Hi Nima, I don't think we've figured it out yet. I think the Key Errors are related to codis markers? -Bonnie

On Thu, Feb 13, 2020 at 10:50 AM Nima Mousavi notifications@github.com wrote:

Hi Bonnie, Did we figure this out? I remember you mentioned it before but forgot if it was addressed or not.

— You are receiving this because you authored the thread. Reply to this email directly, view it on GitHub https://github.com/gymreklab/GangSTR/issues/81?email_source=notifications&email_token=ALW3KKWOG6SOIJGVBK5MN6TRCWI6XA5CNFSM4JMMWG7KYY3PNVWWK3TUL52HS4DFVREXG43VMVBW63LNMVXHJKTDN5WW2ZLOORPWSZGOELWFS6A#issuecomment-585914744, or unsubscribe https://github.com/notifications/unsubscribe-auth/ALW3KKT5OZESCP4J4INWC7TRCWI6XANCNFSM4JMMWG7A .

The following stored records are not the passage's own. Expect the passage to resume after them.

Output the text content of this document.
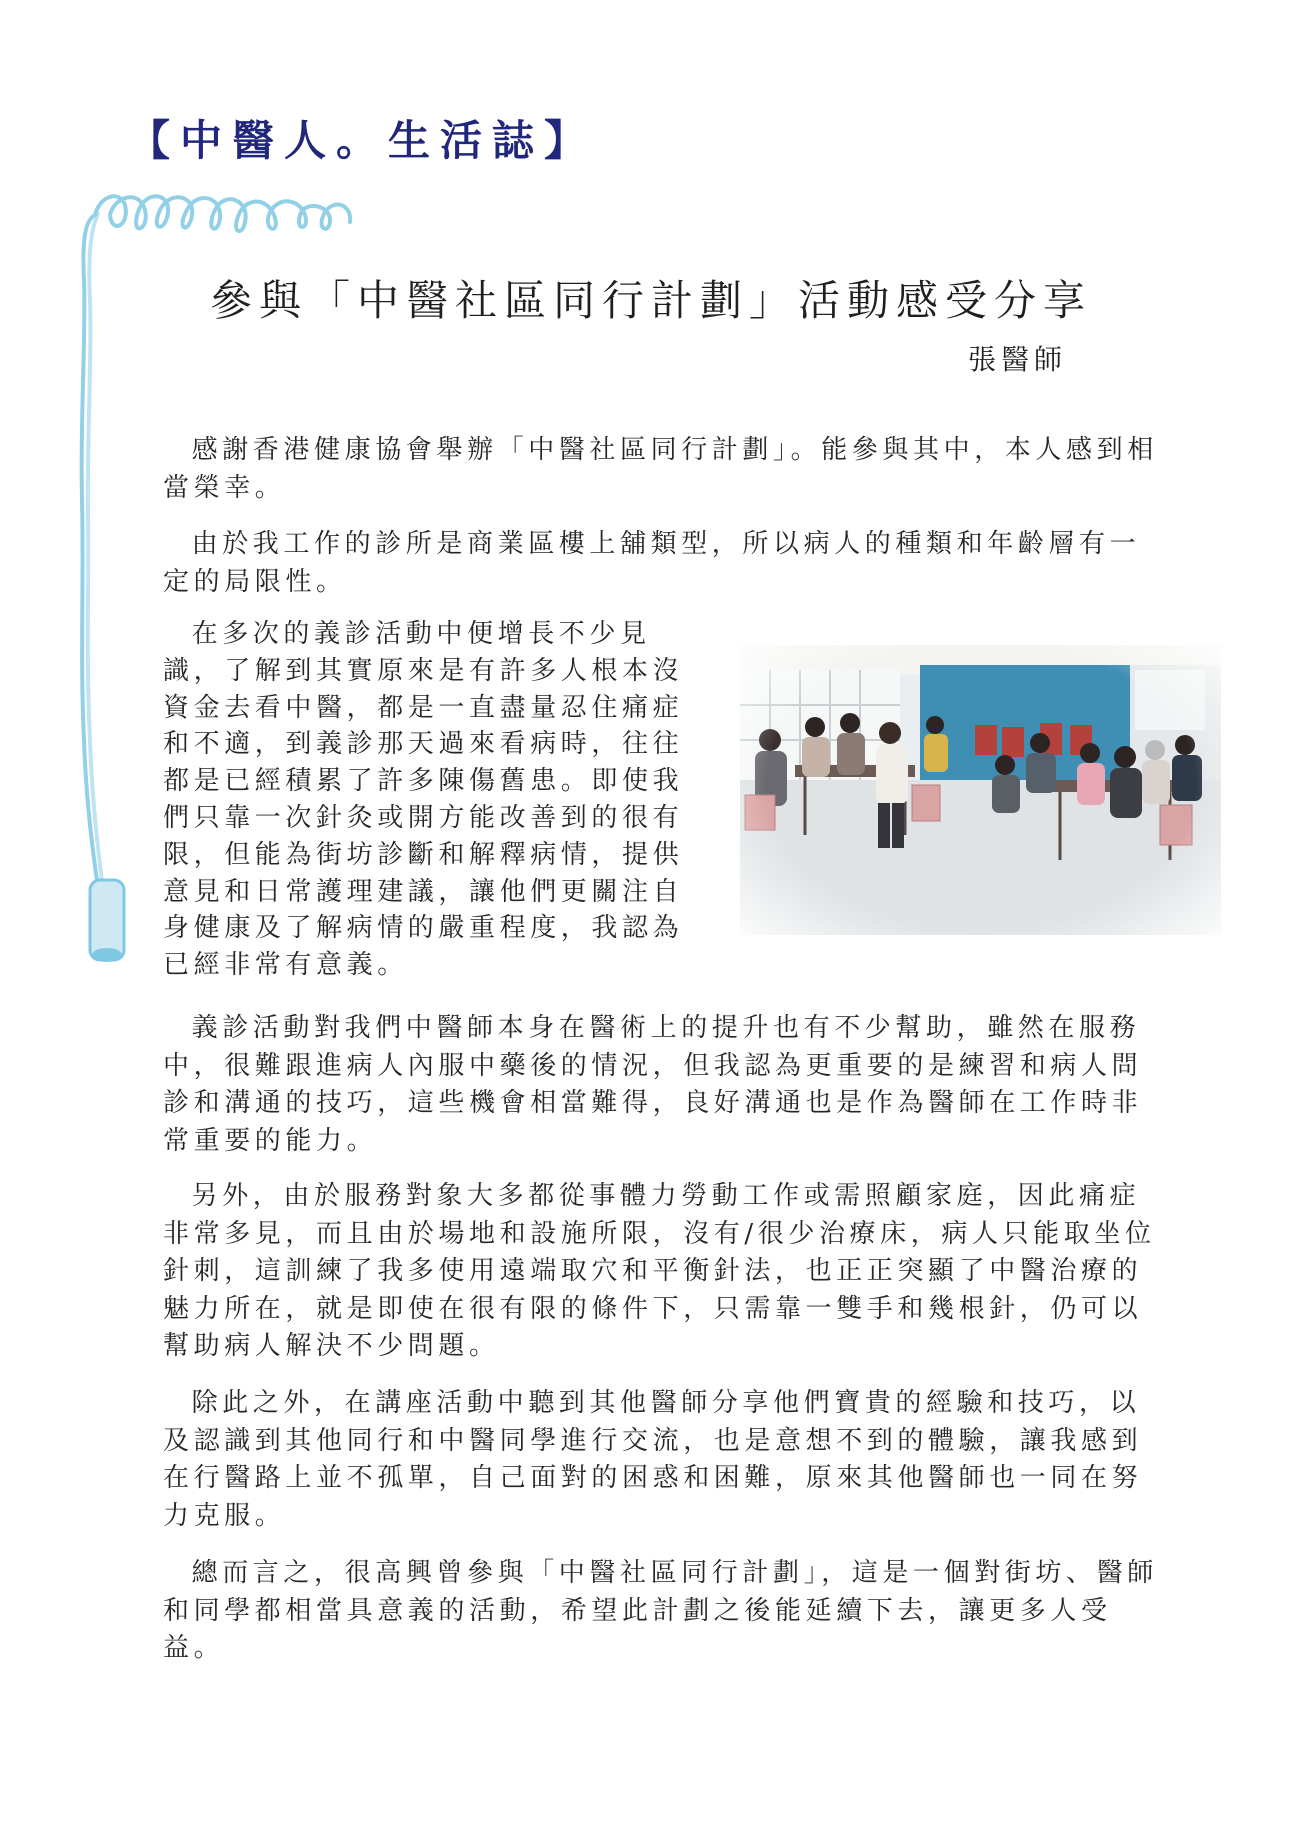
【中醫人。生活誌】
參與「中醫社區同行計劃」活動感受分享
張醫師

感謝香港健康協會舉辦「中醫社區同行計劃」。能參與其中，本人感到相當榮幸。

由於我工作的診所是商業區樓上舖類型，所以病人的種類和年齡層有一定的局限性。

在多次的義診活動中便增長不少見識，了解到其實原來是有許多人根本沒資金去看中醫，都是一直盡量忍住痛症和不適，到義診那天過來看病時，往往都是已經積累了許多陳傷舊患。即使我們只靠一次針灸或開方能改善到的很有限，但能為街坊診斷和解釋病情，提供意見和日常護理建議，讓他們更關注自身健康及了解病情的嚴重程度，我認為已經非常有意義。

義診活動對我們中醫師本身在醫術上的提升也有不少幫助，雖然在服務中，很難跟進病人內服中藥後的情況，但我認為更重要的是練習和病人問診和溝通的技巧，這些機會相當難得，良好溝通也是作為醫師在工作時非常重要的能力。

另外，由於服務對象大多都從事體力勞動工作或需照顧家庭，因此痛症非常多見，而且由於場地和設施所限，沒有/很少治療床，病人只能取坐位針刺，這訓練了我多使用遠端取穴和平衡針法，也正正突顯了中醫治療的魅力所在，就是即使在很有限的條件下，只需靠一雙手和幾根針，仍可以幫助病人解決不少問題。

除此之外，在講座活動中聽到其他醫師分享他們寶貴的經驗和技巧，以及認識到其他同行和中醫同學進行交流，也是意想不到的體驗，讓我感到在行醫路上並不孤單，自己面對的困惑和困難，原來其他醫師也一同在努力克服。

總而言之，很高興曾參與「中醫社區同行計劃」，這是一個對街坊、醫師和同學都相當具意義的活動，希望此計劃之後能延續下去，讓更多人受益。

nmmsv commented 4 years ago

O cool I remember now. If you have the bed file that created this issue can you add it here? That way I can reproduce the error and take it from there!

BonnieCSE commented 4 years ago

Is it ok if I send the vcf file? I can't seem to find the bed file.

chr5_subset.vcf is a subset of chr5 (contains one of the 3 lines that cause the error), and when it is the input vcf for dumpSTR, the error is thrown. plat_merged_errors.vcf contains all 3 of the lines that cause dumpSTR to throw the Key Error.

chr5_subset.vcf.gz plat_merged_errors.vcf.gz

nmmsv commented 4 years ago

awesome, thanks! I'll check them out later.